The new, 68-page draft law was completed Tuesday, Lars Pedersen of the UN Office on Drugs and Crime said during the Thursday morning conference.
The gathering of about 50 in Phnom Penh was designed to give interested parties a chance to help revise the draft before it is submitted to a panel of secretaries of state on Dec 1, and then to the Council of Ministers on Dec 9.
From there, the law could go to the National Assembly and Senate for approval if it doesn’t need further revisions, Pedersen said.
The government’s main goal is to heighten punishments for drug crimes, said Sim Sarath, chief of the Ministry of Interior immigration police and a member of the drafting committee.

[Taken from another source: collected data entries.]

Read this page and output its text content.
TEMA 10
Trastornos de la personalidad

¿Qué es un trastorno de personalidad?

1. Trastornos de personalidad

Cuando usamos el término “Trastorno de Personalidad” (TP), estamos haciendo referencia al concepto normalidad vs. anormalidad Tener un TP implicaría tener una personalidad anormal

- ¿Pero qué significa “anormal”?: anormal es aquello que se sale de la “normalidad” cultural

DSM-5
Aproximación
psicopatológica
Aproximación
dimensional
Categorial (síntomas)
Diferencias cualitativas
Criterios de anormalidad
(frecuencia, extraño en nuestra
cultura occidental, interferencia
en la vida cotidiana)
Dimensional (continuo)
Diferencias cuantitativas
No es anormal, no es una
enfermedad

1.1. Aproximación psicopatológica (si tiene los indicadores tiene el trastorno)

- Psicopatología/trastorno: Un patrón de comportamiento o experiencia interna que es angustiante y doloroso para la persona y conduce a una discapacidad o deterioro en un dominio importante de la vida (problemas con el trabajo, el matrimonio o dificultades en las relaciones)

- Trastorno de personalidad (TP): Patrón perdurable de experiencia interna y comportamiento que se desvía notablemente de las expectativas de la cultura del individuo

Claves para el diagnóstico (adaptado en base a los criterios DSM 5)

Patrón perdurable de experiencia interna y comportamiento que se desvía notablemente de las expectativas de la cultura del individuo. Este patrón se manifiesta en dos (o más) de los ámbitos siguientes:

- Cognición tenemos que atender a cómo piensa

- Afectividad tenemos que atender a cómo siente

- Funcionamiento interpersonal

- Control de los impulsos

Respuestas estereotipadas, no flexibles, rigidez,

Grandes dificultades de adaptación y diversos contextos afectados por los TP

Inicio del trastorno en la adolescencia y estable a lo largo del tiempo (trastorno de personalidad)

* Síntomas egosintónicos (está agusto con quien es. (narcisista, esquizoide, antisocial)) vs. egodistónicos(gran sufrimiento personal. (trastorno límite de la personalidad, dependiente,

The committee also aims to strengthen the ability of authorities to seize property purchased with drug money, and to address loopholes and inconsistencies that are in prior anti-drug laws, Sim Sarath said.
“We want to make the new law more accurate and more firm and stronger so it can be used as a tool for officials to punish drug offenders,” said Major-General Moek Dara, Interior Ministry anti-drug police chief and chairman of the law’s drafting committee.
One aim of the law was to get rid of a provision in the current anti-drug law, which was enacted in 1997, that gives judges substantive sentencing leeway to choose either imprisonment or fines, Moek Dara said.
“Opportunistic people made corruption with this law,” he said of the 1997 law.
The new legislation also outlaws selling legal pharmaceuticals without a prescription, requires secure legal drug storage, and requires regulation and licensing of pharmacies, according to Eduara Hildalgo, of the UNODC. It also includes measures to ensure rights to treatment at licensed drug rehabilitation centers, he said.